2. Liga

Hitziges Derby zwischen Herzogenbuchsee und Subingen endet 1:1

Herzogenbuchsee und Subingen trennen sich 1:1 unentschieden. Ein Ergebnis, welches niemandem weiterhilft. Die beiden Abstiegskandidaten zeigten Einsatz hart an der Schmerzgrenze. Die Rivalität und die Abstiegsangst waren immer präsent.

Besser – oder je nach Perspektive auch schlechter – kann ein Spiel gar nicht beginnen: Beim ersten Angriff hielt Simon Kummer einfach mal mit aller Kraft drauf und es gelang ihm mit einem Sonntagsschuss in der 2. Minute das herrliche 1:0 für Herzogenbuchsee. Das interkantonale 2.-Liga-Nachbarderby der Gruppe 4 gegen Subingen war lanciert.

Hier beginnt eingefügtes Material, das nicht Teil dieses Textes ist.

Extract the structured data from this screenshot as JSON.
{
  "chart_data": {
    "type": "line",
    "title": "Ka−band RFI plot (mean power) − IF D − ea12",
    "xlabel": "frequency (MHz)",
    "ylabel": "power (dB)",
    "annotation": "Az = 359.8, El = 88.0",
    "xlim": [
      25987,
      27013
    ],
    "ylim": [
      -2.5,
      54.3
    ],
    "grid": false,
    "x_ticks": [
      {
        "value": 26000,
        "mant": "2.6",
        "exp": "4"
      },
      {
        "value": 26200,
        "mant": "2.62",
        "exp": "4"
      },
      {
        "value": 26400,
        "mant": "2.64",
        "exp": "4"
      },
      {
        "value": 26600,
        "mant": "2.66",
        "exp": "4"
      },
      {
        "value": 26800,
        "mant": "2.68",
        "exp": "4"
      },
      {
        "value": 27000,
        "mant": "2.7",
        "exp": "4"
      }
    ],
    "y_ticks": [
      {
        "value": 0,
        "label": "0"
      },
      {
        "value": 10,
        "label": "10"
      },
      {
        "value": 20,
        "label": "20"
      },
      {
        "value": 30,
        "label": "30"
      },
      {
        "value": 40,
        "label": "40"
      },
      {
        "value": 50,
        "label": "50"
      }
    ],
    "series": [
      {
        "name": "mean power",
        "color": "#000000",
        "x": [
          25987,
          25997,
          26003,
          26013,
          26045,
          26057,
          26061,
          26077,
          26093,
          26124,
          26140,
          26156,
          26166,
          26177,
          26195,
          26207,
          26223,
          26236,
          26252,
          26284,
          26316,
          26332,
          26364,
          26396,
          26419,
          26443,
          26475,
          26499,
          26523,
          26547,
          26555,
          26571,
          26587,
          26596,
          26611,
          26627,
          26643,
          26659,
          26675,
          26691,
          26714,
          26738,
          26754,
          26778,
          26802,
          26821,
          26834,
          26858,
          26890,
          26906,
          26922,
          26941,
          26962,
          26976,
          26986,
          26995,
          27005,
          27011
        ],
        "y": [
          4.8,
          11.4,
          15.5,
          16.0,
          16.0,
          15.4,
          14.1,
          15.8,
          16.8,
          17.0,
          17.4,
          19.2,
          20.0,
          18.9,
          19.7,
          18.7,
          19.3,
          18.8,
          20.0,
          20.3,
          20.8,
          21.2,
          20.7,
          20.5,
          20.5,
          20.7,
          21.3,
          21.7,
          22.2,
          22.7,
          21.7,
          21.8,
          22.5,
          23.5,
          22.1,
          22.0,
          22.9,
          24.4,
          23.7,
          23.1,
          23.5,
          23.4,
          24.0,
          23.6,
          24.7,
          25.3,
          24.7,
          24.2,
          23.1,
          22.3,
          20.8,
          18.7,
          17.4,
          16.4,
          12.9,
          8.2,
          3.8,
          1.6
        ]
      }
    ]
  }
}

Subingen dominierend zu Beginn

Subingen wirkte spielerisch deutlich besser aufgestellt und dominierte den Ball in der ersten halben Stunde. Buchsi zeigte in der Defensive Schwachstellen und auch Goalie Tarik Plemenic – beim Hinspiel noch der Matchwinner – zeigte einige Unsicherheiten. Dann ging Yanick Durrer an der Grundlinie des Strafraums viel zu ungestüm ans Werk und fällte Fabian Kummer, den besten Mann auf dem Platz. Den Penalty verwertet Wiedmann in der 26. Minute souverän zum 1:1.

Rot für die «Watsche»

Die Subinger Dominanz ging danach weiter. Buchsi beging viele Fouls und die folgenden Freistösse kamen als hohe Flanken in den Strafraum. Aber Trainer Patrik Schüpbach – er hat für die nächste Saison unterschrieben – hatte eine taktische Anweisung gegeben, die sich gegen seine eigene Mannschaft wenden sollte. Vor der Ausführung jedes Freistosses drängten sich alle Subinger beim Penaltypunkt zusammen. Mit den Buchser Verteidigern ergab sich so jeweils ein unglaubliches Gerangel, Stossen und gegenseitiges Provozieren. Wer das nicht schlucken konnte, war Benjamin Brunner. Er schlug Pascal Hug mit der offenen Handfläche auf den Nacken. Platzverweis. So musste Subingen die verbleibende Stunde mit einem Mann weniger auskommen.

Druck zeigte wenig Wirkung

Bis zur Pause merkte man davon allerdings nicht viel. Doch in der zweiten Hälfte spielten die Berner zusehends über die Aussenbahnen, machten so das Spiel breit und die Subinger begannen den fehlenden Mann zu spüren. Buchsi war fortan zwar mehrheitlich am Ball, aber der Druck zeigte zu wenig Wirkung. Man gab sich mit dem einen Punkt zufrieden.Das Unentschieden bringt beide Mannschaften nicht weiter. «Jetzt gewinnt ihr aber auch gegen die Zürcher und helft uns ein wenig», bat Patrik Schüpbach am Ende seinen Gegenpart Markus Schober, und der FCH-Trainer versprach, das Beste zu geben.